With the quick rise of real estate prices, people are crossing state lines to make quick transactions. This includes hiring the trades for their building needs. This makes almost any business owner want to close the deal just as fast and get paid. The question is whether in your haste, you’ve offered the right contract?
If you live in a close-knit community, your word has likely gotten you this far. But you’re not dealing with a community member on these swoop-and-buy deals, and to be frank, you need to constantly remind yourself of that fact or you’re going to lose money.
Out-of-State Business Contracts
Business contracts with an out-of-state buyer need to be stronger, with more money up front even if it’s not the way you’re used to doing it with a local.
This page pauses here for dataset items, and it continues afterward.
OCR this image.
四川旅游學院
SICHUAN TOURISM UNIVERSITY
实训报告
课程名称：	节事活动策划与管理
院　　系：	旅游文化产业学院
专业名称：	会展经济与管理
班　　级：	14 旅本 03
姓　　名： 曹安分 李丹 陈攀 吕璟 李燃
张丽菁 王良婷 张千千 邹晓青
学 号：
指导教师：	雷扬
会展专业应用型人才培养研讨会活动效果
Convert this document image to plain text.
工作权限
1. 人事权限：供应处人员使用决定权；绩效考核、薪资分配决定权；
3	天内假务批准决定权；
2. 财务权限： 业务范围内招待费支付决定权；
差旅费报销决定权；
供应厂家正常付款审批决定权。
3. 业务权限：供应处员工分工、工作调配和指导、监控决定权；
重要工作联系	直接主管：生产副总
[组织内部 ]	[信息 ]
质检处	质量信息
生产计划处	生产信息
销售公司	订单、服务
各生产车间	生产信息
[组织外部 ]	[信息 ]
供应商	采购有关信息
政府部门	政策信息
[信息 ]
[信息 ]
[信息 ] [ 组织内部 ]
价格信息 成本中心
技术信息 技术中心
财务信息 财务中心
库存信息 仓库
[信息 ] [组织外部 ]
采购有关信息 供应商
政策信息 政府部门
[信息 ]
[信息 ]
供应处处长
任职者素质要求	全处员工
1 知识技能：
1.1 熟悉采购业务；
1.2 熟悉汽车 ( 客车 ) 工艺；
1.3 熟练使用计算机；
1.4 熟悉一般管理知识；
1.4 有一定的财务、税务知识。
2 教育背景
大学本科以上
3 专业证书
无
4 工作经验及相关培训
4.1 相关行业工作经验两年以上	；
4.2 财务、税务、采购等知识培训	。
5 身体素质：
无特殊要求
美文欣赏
It Needs a Personal Guarantor
Many of the organizations that are buying up the commercial land are recently formed LLCs with one purpose: to hold the property. They get “born” in your state during week one, and then on the first day of week two, the LLC’s representative is signing engineering and survey contracts, cement contracts, heavy equipment contracts, construction contracts, etc.
But what happens when after most of the work is done, the LLC decides not to go forward and sells the land—and whatever’s on it—to another party who wasn’t the party you contracted with?
What happens when you try to go after the first guy, and he tells you, “We shut down the LLC. No money. Tough luck.”
Headache or Heartache, That’s What Happens.
If you made sure one of the LLC members first signed a personal guarantor to pay for the work, you still have a way to collect your money. Admittedly, most contracts don’t contain the personal guaranty language, and one of the perks of transacting through an LLC or a corporation is avoiding personal liability.
Still, it can be done. And in this climate, where more and more trades are getting stiffed by out-of-state people, the guaranty is a necessity.
According to a few federal cases, however, the guaranty has to be drafted appropriately to be effective.